Telfar introduced his very first wallet on Monday and, much like his bags, they sold out quickly — in five minutes flat.
But that was not the intention, according to Telfar creative director Babak Radboy. “We had ordered the wallets in 17 colors — so that unlike the bags they could stay up on the site for a while,” he said.
While the label declined to reveal exactly how many wallets were sold, Radboy said it was “thousands and thousands.”
The wallets are made of leather and were offered in colors spanning from black to seafoam green — all priced at $144. The design is already being traded on resale site StockX, with some sellers requesting a minimum $1,500 to purchase.
The Telfar wallet’s success demonstrates how New York-based founder Telfar Clemens – he of Liberian descent who was raised in Lefrak City, Queens — continues to hold the attention of a highly invested and loyal community. Clemens, who celebrated his birthday on Monday, was unavailable for comment.
The brand’s covetable nature has only been boosted by its new wallets selling out so quickly. Soon after they were released at noon, Telfar was a hot topic on Twitter, where fans lamented how their carts suddenly ran dry in the middle of checking out. But unlike with other labels, Telfar fans are dedicated to the brand’s message of inclusivity and their gripes are also often followed by notes of adoration and support for Clemens’ success.

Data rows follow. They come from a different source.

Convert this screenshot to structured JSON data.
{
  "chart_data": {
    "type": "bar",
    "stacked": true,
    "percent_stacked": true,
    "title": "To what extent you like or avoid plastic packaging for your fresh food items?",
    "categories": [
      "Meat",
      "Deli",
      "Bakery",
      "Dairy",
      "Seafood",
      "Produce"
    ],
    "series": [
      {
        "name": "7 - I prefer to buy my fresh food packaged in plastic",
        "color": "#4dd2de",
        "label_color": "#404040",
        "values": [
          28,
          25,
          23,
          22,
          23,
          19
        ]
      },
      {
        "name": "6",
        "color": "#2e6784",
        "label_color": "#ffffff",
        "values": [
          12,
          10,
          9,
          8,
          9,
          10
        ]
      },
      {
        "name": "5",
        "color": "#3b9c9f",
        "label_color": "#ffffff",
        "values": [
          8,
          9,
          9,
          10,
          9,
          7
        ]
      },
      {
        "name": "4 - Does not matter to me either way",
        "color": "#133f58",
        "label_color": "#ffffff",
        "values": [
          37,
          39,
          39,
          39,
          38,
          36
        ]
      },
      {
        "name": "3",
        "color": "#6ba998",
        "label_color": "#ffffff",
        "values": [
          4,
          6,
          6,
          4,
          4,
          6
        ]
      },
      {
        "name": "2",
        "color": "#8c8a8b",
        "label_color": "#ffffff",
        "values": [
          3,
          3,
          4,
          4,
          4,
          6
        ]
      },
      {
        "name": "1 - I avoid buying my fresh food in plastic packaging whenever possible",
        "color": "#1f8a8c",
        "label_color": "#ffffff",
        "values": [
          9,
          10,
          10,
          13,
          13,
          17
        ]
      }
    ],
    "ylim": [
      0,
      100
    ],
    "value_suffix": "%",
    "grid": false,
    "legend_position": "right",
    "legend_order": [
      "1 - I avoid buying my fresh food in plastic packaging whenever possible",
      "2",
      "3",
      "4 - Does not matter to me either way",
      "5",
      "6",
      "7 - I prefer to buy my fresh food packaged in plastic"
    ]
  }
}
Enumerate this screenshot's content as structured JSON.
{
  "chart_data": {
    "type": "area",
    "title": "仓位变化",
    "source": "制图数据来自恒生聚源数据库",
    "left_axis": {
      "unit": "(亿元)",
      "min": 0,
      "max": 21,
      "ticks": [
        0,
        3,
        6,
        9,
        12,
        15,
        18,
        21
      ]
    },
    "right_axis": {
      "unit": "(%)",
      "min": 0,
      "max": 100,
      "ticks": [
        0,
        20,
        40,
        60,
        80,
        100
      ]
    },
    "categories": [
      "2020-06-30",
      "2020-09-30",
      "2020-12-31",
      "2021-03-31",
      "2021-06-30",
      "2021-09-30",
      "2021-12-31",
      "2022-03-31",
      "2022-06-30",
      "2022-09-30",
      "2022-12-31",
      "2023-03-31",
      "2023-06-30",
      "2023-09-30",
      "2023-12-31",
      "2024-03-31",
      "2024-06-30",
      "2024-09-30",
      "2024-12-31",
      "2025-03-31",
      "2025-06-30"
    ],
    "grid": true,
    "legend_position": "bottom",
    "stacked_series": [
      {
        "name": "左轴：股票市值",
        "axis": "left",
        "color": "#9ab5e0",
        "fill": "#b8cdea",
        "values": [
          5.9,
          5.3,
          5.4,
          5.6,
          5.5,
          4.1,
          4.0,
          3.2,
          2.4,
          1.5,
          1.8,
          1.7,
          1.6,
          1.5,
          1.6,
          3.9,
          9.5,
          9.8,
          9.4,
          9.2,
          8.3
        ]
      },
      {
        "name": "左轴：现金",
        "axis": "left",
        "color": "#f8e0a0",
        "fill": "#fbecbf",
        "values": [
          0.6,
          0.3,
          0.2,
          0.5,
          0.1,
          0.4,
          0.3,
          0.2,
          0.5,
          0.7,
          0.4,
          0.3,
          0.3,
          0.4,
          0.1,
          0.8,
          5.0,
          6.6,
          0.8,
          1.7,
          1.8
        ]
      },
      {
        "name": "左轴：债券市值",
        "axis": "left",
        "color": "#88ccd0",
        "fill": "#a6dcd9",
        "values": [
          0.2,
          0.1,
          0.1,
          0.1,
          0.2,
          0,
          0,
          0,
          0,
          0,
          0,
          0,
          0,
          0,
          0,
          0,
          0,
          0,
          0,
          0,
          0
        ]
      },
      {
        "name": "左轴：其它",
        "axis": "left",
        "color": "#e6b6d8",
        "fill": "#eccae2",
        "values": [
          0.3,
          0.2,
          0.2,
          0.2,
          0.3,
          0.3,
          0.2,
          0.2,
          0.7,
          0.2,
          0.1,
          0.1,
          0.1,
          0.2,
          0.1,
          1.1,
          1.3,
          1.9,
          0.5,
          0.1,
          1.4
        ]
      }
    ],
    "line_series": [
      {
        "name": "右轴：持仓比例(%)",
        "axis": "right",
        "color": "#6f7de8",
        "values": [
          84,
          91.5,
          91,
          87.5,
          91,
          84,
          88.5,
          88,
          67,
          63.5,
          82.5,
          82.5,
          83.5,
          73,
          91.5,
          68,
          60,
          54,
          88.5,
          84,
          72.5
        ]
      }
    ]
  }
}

At the launch of his Rainbow drop in Brooklyn Heights this past September, fans lined up for hours — and many of them said they were attending to support Clemens directly.
When asked how the label has maintained such a strong audience, even among fickle Millennials and Gen-Z shoppers, Radboy said: “We are the only brand of our scale that is Black-owned — like really Black-owned‚ no investors or entanglements — so our community is just us.
“I think people sense our freedom and how we got it — which really was not to break into the industry but to break out of it. So that’s not just a brand narrative — it’s just what we are for real and it shows in how we move. [We feel that] many brands have a made-up fantasy narrative that has nothing to do with their reality. So it’s hard to compare.”
Another key element of Telfar’s success is the label’s clever and uniquely New York social media campaigns — like the one released last week on Instagram to tease the wallets’ release. “We decided to do a series of CGI videos for this because wallets are small and we didn’t want them to compete with a human figure. We were thinking Skittles commercials — the wallets make you hungry,” said Radboy.
The creative said this is just a sign of what’s to follow in 2023 — with an increased focus on the brand’s ready-to-wear. “We have something new every month this year basically. Our big plans this year are for Telfar TV to launch original content and to do with the clothes what we have done with accessories. Telfar is not a bag company,” he said.